The stocks on the list today also have the potential to beat the S&P 500 (NYSEARCA: SPY) average share price performance in 2025, so now is a good time to invest regardless of the economic outlook. They have the potential for S&P 500-beating share price performance because their stock prices are in recovery mode following price corrections, and accelerating business growth is the forecast.
Abbott Laboratories Signals Multi-Year Rally Ahead
Abbott Laboratories (NYSE: ABT) quality management, healthy balance sheet, profitable growth, and capital return have the stock in a long-term uptrend that is expected to continue. Not only is the dividend safe, but the combination of qualities has allowed the company to increase its distribution annually for over 50 years, making it a Dividend King. Because of earnings growth and balance sheet health, Abbott can sustain annual distribution growth for the foreseeable future.
Highlights from Q2 2024 include accelerating revenue growth for this healthcare company, beat-and-raise performance, and a forecast for another sequential acceleration. Numerous new product approvals drive the acceleration, which may be sustained for several years because of the healthy pipeline of products. That has the market for ABT stock on track to reverse after years of struggle.
The business acceleration in 2024 is good news as it marks the end of post-COVID normalization and sets the stock up for significant gains. Today, the market is moving up from a solid support base and confirming a significant uptrend line and may set a multi-year high soon. Because the price action is repeating a pattern formed from 2013 to 2015, it is possible Abbott Laboratories stock could set a new all-time high soon and then advance more than 100% over the next ten years.

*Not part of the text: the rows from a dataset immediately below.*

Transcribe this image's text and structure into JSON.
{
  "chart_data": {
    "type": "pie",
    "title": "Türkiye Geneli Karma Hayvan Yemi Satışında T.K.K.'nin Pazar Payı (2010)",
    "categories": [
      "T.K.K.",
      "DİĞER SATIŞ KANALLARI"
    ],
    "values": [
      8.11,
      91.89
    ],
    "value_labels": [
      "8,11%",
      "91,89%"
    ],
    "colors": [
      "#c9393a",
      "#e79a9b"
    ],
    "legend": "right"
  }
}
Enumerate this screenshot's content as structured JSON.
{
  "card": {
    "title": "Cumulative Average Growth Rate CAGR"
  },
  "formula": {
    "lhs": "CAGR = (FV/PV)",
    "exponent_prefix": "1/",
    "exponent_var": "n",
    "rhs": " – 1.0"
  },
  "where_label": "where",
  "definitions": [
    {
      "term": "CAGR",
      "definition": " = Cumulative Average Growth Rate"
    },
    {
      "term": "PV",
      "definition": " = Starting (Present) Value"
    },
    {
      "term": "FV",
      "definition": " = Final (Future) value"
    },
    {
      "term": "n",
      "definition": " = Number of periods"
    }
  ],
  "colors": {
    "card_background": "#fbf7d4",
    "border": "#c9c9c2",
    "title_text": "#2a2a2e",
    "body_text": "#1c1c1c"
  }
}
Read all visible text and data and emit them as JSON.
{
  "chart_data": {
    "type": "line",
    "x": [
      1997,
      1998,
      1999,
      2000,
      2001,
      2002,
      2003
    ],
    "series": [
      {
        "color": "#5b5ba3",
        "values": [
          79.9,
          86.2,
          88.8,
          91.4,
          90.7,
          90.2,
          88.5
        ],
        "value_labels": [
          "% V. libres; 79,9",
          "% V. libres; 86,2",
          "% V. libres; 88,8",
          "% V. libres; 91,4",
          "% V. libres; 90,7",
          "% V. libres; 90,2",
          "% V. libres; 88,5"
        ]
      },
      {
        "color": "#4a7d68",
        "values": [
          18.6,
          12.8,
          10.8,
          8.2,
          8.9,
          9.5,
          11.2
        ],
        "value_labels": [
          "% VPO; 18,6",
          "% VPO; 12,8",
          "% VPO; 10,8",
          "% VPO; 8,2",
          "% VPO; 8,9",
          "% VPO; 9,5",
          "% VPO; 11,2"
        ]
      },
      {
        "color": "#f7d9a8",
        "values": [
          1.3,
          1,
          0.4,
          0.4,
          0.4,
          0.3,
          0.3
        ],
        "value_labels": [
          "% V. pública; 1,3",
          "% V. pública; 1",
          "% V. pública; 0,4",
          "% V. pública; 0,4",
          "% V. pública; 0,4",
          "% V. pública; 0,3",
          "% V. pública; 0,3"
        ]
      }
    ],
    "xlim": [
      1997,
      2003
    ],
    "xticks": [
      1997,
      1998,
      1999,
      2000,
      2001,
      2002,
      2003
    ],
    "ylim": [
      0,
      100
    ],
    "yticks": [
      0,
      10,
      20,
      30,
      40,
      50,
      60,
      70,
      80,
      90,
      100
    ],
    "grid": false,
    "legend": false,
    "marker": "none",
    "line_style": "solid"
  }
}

Johnson & Johnson Returns to Growth, Shares Are Heading Higher
Johnson & Johnson (NYSE: JNJ) is driven by many of the same forces as Abbott, as it is a competing business, with organic growth in core segments normalized in the wake of COVID-19.
However, Johnson & Johnson is also on the brink of returning to top-line growth following the recent spin-off of its consumer health division, Kenvue. This move has allowed J&J to streamline its operations and focus more heavily on its pharmaceutical and medical device segments, which are expected to accelerate over the next several quarters.
It, too, is a Dividend King with over 50 years of consecutive dividend increases and the power to continue increasing for the foreseeable future. With analysts forecasting earnings growth of 7% in 2025, Johnson & Johnson is well-positioned to maintain its mid-single-digit distribution compound annual growth rate (CAGR), providing investors a reliable and growing income stream.
Additionally, the spin-off has freed up capital that can be reinvested into high-growth areas like oncology, immunology, and robotics, further bolstering the company’s top-line growth potential.
High-Yield Verizon Confirms Reversal: Double-Digit Upside and 6% Yield
After years of sluggish growth, Verizon (NYSE: VZ) shares are trading near the bottom of a long-term range. However, the market is entering a technical reversal and will likely retrace to the high-end range because of an expected boom in 2024.
The boom will be driven by expanding networks and use cases for 5G as AI brings the IoT to life. The takeaway is that Verizon’s dividend payment, worth roughly 6% in yield with shares near $44.50, is safe and growing with the tailwind of earnings growth to support them.
Among the catalysts for Verizon’s share price is the expected acquisition of Frontier Communications. The all-cash deal will help Verizon scale while reducing costs by a forecasted $500 million annually.
Upon closing, the deal is expected to be accretive, bringing more than 2.2 million fiber optic subscribers and infrastructure to enhance Verizon’s Intelligent Edge, AI, and IoT capabilities.